Press clippings of Viola mentions from books and magazines that I have come across.
Internet World Magazine, April 1995As word about the new concept spread, collaborators outside of CERN began to spring up. One of earliest full-screen browser was Viola, developed by Pei Wei, then of the University of California at Berkeley. This tool contained many elaborate features, and Berners-Lee said it easily could have attained the important role later assumed by Mosaic if Wei had chosen to "productize" it.
The World Wide Web UnleashedIn January 1993, 50 Web servers were in existence, and at that time the Viola browser was made available for the X Window system. Viola was the early leader in Web browsing technology, offering the first glimpse of the graphical, mouse based hypertext system originally conceived by the Web proposal.
Gentlemen's Quarterly, January 1997, pg 123... computers at CERN, which had two browsers available free to anyone who wanted to make copies. One had been created at CERN, the other by a former Berkeley student named Pei Wei....
Basically, he had something very like Java, and as he went ahead and wrote something very much like Hot Java, the language was called 'Viola' and the browser was called 'ViolaWWW'. It didn't take off very quickly because you had to first install 'Viola' nobody understood why you should install an interpreter, and then this 'WWW' in a Viola library area. You had to be system administrator to do all that stuff, it wasn't obvious. But in fact what he did was really ahead of his time. He actually had Applets running. He had World Wide Web pages with little things doing somersaults and what have you.
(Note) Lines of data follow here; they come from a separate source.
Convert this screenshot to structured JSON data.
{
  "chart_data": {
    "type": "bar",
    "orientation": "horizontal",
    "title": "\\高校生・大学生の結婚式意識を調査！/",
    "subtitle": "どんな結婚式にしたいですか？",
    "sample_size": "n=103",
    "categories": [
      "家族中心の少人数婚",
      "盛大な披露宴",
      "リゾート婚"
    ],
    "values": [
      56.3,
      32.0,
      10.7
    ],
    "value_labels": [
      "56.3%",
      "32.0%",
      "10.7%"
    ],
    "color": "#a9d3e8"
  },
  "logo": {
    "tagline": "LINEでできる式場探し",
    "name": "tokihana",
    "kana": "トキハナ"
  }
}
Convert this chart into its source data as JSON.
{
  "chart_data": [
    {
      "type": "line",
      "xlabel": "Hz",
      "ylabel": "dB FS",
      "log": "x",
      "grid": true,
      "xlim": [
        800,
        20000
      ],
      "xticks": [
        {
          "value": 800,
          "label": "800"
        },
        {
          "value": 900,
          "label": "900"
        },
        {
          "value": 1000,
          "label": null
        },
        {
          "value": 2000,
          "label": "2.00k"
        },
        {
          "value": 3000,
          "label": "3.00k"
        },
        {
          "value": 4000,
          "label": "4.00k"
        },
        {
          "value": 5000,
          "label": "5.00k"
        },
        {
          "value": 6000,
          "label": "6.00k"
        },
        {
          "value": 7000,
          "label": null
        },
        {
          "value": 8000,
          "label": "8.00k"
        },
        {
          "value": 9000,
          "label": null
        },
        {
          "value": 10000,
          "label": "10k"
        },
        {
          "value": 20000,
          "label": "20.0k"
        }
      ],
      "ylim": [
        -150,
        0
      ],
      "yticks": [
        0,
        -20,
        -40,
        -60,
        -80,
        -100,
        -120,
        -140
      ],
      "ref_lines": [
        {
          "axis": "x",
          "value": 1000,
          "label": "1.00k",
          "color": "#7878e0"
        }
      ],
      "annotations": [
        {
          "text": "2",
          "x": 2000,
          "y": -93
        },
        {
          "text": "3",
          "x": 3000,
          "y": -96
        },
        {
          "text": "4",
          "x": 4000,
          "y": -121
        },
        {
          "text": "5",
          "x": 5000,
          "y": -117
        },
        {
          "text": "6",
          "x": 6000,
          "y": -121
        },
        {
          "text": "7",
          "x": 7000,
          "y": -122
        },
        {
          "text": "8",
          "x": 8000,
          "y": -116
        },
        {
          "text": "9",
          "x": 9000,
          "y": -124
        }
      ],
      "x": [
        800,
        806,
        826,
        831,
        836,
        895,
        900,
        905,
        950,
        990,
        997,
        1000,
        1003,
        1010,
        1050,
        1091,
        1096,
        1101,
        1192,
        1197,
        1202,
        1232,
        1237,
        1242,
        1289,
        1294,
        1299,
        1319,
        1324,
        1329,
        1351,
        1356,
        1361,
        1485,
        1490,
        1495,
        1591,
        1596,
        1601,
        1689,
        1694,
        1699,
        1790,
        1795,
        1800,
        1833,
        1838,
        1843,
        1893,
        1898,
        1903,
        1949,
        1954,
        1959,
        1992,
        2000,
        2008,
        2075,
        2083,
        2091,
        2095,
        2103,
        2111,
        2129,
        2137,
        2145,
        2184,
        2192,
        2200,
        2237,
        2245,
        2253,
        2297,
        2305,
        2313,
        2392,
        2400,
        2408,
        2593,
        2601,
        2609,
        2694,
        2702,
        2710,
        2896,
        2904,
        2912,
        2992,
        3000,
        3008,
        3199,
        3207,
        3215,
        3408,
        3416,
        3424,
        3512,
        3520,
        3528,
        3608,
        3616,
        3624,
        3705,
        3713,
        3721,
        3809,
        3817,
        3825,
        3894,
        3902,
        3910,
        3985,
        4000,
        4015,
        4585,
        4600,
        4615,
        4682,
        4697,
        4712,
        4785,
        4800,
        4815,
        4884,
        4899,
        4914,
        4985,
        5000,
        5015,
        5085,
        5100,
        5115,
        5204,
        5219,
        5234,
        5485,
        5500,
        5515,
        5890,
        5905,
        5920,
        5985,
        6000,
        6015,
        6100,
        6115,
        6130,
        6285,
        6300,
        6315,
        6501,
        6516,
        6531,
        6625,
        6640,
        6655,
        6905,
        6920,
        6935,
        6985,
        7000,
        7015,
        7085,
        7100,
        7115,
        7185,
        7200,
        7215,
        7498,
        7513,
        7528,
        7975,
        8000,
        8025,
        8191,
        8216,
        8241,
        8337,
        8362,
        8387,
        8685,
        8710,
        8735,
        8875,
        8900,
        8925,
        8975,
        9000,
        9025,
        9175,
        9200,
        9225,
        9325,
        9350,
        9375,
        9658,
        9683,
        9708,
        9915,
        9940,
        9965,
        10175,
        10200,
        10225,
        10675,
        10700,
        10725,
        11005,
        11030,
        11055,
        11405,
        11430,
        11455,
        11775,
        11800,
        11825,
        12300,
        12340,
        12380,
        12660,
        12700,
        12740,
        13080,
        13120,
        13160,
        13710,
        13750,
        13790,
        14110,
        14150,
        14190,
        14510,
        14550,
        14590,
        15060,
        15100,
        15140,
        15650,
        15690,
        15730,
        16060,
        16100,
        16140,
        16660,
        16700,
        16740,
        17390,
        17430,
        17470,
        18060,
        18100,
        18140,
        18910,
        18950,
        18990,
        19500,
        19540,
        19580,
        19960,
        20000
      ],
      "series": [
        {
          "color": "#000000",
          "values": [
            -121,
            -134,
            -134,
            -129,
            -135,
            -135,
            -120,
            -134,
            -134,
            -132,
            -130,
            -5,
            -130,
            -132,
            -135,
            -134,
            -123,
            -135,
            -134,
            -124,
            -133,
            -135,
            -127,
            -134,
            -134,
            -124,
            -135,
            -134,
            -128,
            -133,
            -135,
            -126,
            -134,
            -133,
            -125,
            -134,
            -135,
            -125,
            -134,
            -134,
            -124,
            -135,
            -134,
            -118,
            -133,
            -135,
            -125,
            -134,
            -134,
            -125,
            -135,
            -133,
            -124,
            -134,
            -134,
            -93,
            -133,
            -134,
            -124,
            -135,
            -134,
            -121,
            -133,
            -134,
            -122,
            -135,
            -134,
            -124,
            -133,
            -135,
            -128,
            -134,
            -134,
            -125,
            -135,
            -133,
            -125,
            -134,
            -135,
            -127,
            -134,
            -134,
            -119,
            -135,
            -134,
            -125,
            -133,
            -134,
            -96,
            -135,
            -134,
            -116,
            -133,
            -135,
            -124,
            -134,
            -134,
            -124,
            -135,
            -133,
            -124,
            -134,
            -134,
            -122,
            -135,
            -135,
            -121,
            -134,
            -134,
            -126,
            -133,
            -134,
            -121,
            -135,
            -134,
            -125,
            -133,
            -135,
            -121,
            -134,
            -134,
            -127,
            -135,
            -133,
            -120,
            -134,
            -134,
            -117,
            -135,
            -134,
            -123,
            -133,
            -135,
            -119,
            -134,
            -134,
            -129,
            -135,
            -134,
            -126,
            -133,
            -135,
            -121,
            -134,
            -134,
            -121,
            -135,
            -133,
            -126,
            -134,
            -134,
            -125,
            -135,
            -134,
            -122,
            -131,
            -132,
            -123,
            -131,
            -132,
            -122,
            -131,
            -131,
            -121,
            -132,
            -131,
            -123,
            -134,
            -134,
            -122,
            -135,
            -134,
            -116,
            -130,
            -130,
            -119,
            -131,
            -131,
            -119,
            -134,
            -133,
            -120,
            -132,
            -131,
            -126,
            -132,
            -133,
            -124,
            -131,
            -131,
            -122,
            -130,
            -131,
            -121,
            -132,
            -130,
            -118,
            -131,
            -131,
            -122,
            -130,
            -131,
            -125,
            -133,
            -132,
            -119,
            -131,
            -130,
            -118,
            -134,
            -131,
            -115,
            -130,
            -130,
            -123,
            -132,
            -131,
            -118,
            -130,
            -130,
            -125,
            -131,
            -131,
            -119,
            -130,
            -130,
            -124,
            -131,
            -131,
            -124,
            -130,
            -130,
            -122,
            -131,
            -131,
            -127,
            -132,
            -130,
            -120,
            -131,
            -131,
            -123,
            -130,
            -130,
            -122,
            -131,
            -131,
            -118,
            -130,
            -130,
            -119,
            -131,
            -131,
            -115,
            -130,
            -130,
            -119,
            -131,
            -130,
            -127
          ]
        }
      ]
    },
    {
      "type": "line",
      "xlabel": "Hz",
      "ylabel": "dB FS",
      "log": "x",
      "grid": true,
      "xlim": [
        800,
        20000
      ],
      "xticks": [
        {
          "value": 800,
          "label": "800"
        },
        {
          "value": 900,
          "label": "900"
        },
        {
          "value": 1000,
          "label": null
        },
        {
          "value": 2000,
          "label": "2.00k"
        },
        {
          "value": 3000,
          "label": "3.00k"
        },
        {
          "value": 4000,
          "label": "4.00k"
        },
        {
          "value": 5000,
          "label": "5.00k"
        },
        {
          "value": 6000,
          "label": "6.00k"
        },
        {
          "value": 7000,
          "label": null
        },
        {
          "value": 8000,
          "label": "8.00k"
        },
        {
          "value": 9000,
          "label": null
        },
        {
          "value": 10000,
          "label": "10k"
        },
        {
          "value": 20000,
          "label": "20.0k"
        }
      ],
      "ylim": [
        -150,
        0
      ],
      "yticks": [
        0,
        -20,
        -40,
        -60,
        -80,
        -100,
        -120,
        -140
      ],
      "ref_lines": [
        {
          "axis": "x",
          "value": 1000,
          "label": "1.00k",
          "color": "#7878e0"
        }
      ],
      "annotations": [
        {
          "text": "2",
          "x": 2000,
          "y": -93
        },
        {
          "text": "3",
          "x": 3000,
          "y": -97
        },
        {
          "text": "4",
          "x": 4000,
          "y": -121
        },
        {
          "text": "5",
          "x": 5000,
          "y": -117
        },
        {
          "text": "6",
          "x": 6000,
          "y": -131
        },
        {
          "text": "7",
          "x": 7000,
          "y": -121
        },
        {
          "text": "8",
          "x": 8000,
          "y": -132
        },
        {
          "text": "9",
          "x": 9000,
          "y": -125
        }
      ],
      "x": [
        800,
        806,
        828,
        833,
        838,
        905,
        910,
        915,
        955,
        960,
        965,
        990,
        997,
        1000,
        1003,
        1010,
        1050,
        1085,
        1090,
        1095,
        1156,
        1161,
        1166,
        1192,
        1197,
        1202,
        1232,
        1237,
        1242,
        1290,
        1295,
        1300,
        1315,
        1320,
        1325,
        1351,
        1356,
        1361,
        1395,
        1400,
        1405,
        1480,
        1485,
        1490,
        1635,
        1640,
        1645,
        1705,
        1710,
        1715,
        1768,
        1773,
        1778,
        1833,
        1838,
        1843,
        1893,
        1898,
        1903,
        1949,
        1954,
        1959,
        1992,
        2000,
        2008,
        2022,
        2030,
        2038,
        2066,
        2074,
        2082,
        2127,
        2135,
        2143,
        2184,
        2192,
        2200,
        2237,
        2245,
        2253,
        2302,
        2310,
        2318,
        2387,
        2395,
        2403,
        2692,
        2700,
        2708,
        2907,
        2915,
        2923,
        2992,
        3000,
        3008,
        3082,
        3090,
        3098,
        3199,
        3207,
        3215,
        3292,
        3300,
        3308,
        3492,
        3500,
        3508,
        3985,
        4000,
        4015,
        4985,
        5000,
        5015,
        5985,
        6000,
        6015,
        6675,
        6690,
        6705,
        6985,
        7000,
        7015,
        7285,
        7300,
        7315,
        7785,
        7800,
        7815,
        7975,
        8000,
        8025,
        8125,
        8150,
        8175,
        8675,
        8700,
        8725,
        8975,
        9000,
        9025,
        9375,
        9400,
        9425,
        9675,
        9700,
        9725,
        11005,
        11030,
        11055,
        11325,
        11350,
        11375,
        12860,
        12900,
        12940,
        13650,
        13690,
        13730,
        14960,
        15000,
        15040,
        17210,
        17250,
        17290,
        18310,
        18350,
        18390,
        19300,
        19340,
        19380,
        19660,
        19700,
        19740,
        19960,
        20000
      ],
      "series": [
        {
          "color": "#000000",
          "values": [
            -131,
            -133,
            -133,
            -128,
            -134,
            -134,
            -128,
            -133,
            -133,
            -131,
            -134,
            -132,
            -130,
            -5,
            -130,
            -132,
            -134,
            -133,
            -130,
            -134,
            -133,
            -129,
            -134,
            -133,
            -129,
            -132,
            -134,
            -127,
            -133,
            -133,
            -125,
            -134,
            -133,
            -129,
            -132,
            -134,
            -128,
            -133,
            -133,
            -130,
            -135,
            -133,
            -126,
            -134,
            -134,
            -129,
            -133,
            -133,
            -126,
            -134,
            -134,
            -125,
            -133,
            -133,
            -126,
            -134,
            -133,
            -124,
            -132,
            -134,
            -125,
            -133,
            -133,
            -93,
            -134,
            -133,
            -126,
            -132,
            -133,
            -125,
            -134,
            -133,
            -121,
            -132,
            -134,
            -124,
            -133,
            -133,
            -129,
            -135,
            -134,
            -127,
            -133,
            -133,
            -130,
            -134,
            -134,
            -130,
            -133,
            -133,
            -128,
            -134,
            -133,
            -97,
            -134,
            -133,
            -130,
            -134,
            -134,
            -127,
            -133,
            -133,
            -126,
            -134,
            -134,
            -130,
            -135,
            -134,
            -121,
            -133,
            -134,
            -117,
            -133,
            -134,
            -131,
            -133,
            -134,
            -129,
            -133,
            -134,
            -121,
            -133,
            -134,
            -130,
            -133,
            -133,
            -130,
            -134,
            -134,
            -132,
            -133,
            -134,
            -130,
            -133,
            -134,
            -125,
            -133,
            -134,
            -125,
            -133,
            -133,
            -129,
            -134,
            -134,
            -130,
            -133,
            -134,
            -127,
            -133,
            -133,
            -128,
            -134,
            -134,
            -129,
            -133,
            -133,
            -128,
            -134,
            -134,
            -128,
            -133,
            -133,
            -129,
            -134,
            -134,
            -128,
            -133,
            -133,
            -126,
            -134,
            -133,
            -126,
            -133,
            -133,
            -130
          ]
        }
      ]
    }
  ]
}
Scientific American, December 1997Berners-Lee and his CERN compatriot Robert Cailliau put the free Web software on the Internet in 1991. It didn't take off until 1993, when Marc Andreessen and his colleagues at the University of Illinois, who had seen one of the early Web browsers called ViolaWWW, wrote the now famous Mosaic.
The Advanced HTML Companion,Within a few months of the release of www, the first graphically based Web browser began to appear. The first was Viola, written by Pei Wei, an undergraduate computer science student at University of California, Berkeley in late 1991. Primitive by today's standards, it was revolutionary at the time, and was shown at Web and hypertext conferences to great effect. With Viola, you simply clicked on a link in the text, and you were tranported elsewhere in the document or on the Web.
HTML 4 Unleashed,The Early Browsers: In 1991, Pei Wei had written a program called Viola. It was a HyperText system somewhat like HyperCard and ran under UNIX and X11 workstations. In early 1992, Pei reworked Viola to be a graphical browser for HTML. Viola allowed the user to have more than one font, links were boxed and needed a click of the mouse button for actuation, there was a "history" for ready access to pages already visited, and Viola had the capability to bookmark pages and to display the source markup for the page being viewed.